Furniture Brands International Reports Second Quarter Sales Increase
Furniture World Magazine
on
8/1/2006
Operating Results - Second Quarter: Net sales for the second quarter of 2006 were $601.3 million, compared with $593.8 million in the second quarter of 2005, an increase of 1.3%. Net earnings for the second quarter were $17.0 million, up from $9.6 million in the second quarter of last year. Net earnings per diluted common share were $0.35, as compared to $0.18 in the second quarter of last year ($0.16 pro forma for $1.1 million of net stock option expense).
Included in the 2006 second quarter net earnings were restructuring, asset impairment and severance charges totaling $0.5 million ($0.8 million before income tax benefits) or $0.01 per diluted common share. Also included in the 2006 second quarter net earnings was the effect of $0.02 in increased expense due to the upfront recognition of the gain on interest rate swaps at the end of the first quarter, as previously announced. The 2005 second quarter net earnings were negatively impacted by restructuring, asset impairment and severance charges totaling $7.9 million ($12.2 million before income tax benefits) or $0.15 per diluted common share.
Operating Results - First Half: Net sales for the first half of 2006 were $1,262.7 million, compared with $1,235.3 million in the first half of 2005, an increase of 2.2%. Net earnings were $47.2 million, compared with $34.4 million in the first half of 2005. Diluted net earnings per common share were $0.96 as compared to $0.65 in the first half of 2005 ($0.61 pro forma for $2.2 million of net stock option expense).

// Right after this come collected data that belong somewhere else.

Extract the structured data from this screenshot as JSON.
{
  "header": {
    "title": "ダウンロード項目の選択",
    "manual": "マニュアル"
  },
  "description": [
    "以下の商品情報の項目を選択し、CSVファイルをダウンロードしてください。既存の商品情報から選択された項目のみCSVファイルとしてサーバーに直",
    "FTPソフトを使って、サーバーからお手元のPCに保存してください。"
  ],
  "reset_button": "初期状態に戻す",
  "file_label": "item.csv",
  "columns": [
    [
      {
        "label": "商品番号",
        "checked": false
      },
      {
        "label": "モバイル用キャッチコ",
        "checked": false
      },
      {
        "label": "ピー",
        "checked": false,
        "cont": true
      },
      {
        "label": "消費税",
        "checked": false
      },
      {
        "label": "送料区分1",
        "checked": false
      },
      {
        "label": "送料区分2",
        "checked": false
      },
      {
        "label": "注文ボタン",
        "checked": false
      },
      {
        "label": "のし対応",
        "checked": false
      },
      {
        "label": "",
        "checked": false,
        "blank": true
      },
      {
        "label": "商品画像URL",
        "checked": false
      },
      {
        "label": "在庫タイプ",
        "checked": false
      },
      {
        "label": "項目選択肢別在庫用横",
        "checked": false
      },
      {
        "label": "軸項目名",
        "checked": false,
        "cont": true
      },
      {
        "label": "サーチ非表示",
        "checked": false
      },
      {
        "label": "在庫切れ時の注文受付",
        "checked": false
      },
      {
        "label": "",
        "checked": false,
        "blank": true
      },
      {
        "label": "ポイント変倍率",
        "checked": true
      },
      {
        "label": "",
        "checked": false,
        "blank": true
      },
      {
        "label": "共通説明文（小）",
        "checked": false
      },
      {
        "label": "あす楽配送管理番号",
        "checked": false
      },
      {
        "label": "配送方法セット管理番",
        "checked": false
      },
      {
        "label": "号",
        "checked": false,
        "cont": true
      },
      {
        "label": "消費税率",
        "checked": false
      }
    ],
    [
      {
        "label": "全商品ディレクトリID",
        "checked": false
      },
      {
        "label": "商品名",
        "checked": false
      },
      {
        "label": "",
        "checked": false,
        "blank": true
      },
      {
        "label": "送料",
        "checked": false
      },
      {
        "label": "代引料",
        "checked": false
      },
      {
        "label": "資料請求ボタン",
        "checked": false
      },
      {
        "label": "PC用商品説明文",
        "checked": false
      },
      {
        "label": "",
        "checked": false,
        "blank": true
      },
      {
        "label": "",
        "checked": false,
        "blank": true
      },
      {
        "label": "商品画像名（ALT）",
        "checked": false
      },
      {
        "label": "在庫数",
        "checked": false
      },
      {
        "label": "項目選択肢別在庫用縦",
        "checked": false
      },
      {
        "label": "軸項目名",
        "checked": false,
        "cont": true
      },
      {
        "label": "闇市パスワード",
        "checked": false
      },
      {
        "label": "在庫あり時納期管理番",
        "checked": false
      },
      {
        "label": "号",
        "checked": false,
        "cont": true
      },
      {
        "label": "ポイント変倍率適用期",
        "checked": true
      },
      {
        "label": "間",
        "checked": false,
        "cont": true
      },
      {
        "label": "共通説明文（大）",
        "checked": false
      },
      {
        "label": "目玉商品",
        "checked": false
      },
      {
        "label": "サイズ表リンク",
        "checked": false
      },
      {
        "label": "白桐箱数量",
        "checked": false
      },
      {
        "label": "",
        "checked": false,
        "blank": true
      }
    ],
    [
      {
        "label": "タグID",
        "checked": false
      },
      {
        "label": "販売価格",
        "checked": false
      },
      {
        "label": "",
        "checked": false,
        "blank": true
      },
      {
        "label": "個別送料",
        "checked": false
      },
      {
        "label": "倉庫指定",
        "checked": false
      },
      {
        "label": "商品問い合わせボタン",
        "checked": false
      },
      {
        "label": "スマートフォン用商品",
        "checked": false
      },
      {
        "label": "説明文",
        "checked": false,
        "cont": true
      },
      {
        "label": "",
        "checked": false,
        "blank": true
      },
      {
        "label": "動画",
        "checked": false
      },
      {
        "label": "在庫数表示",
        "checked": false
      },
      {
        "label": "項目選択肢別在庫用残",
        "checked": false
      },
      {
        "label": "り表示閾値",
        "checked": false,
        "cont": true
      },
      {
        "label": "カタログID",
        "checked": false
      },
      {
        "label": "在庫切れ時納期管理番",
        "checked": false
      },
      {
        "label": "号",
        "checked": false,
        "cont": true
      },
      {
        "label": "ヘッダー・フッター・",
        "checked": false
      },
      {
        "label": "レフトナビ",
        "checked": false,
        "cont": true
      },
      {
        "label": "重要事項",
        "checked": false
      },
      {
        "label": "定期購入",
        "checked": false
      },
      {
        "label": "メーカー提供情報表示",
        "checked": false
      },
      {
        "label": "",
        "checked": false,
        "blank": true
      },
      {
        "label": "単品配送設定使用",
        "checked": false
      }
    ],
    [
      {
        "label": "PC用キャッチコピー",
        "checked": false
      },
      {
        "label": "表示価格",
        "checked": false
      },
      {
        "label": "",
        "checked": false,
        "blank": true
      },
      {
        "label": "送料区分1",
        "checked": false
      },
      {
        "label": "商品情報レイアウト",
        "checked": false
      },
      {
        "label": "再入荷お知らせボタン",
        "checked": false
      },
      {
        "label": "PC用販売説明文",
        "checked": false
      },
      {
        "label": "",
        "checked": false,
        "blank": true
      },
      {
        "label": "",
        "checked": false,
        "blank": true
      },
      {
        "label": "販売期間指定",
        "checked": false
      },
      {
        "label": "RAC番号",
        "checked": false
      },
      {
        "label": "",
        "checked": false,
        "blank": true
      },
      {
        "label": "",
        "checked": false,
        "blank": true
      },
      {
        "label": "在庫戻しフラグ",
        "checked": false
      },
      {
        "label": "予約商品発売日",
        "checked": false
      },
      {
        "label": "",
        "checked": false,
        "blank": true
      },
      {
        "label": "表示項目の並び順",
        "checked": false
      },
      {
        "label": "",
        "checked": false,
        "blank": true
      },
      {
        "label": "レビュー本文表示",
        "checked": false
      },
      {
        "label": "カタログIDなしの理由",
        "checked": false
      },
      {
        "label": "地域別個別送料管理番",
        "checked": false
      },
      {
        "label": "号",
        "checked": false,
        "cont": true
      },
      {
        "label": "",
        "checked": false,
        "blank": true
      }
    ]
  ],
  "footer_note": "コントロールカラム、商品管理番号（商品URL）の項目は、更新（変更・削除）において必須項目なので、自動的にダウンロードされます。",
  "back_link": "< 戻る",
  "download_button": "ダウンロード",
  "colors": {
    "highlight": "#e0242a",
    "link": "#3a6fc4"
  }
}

Included in the 2006 first half net earnings were restructuring, asset impairment and severance charges totaling $1.0 million ($1.6 million before income tax benefits) or $0.02 per diluted common share. Also included in the 2006 first half net earnings was $5.4 million ($0.11 per diluted common share) from the recognition of an accounting gain on interest rate swaps as a result of the refinancing of the company's revolving credit facility, which occurred early in the second quarter. Offsetting this gain was the effect of $0.02 in increased interest expense due to the upfront recognition of the gain on the interest rate swaps. Included in the 2005 first half net earnings were restructuring, asset impairment and severance charges of $10.5 million ($16.2 million before income tax benefits) or $0.19 per common share.
Management Comments: W. G. (Mickey) Holliman, Chairman and Chief Executive Officer, commented: "As the quarter progressed we witnessed an increasingly challenging retail environment. Despite this, we delivered a positive year-over-year sales comparison and a meaningful earnings improvement over the prior year."
Mr. Holliman continued, "Our net sales and net earnings were also up for the first half compared to the prior year. Earnings per share (excluding restructuring charges, severance, and the impact of the termination of hedge accounting) were 89 cents for the first half of the year. This compares to first half 2005 adjusted net earnings per share of 80 cents. I believe this is the most meaningful year-over-year comparison. We continue to make steady, measurable improvements to the company's performance.
"We also continue to drive change throughout the entire company to gain the benefits afforded us by our strong brands, the leverage of our size, and our talented and unified leadership team. We will continue to focus on building our brands, optimizing our logistics and supply chain processes, and other strategic initiatives to drive both growth and margin expansion throughout the company."
Mr. Holliman added, "We continue to repurchase shares of our common stock using available free cash flow. During the second quarter we repurchased 0.7 million shares, bringing the total for the first half of 2006 to 1.7 million shares at a total cost of $40 million."
Outlook: Mr. Holliman concluded, "With respect to the third quarter, we currently expect net sales to be up in the low single digits versus the third quarter of last year and net earnings per diluted common share to be in the $0.18 to $0.22 range. This includes the effect of $0.07 in previously disclosed restructuring, asset impairment and severance charges. This also includes the effect of $0.03 in increased interest expense due to the upfront recognition of the gain on the interest rate swaps, also previously disclosed. As is our practice, we will provide an update on our third quarter expectations in early September."
A conference call will be held to discuss the second quarter results at 7:30 a.m. (Central Time) on July 27, 2006. The call can be listened to on the company's website - www.furniturebrands.com.
Furniture Brands International is one of America's largest residential furniture companies. The company produces, sources and markets its products under six of the best-known brand names in the industry - Broyhill, Lane, Thomasville, Henredon, Drexel Heritage and Maitland-Smith.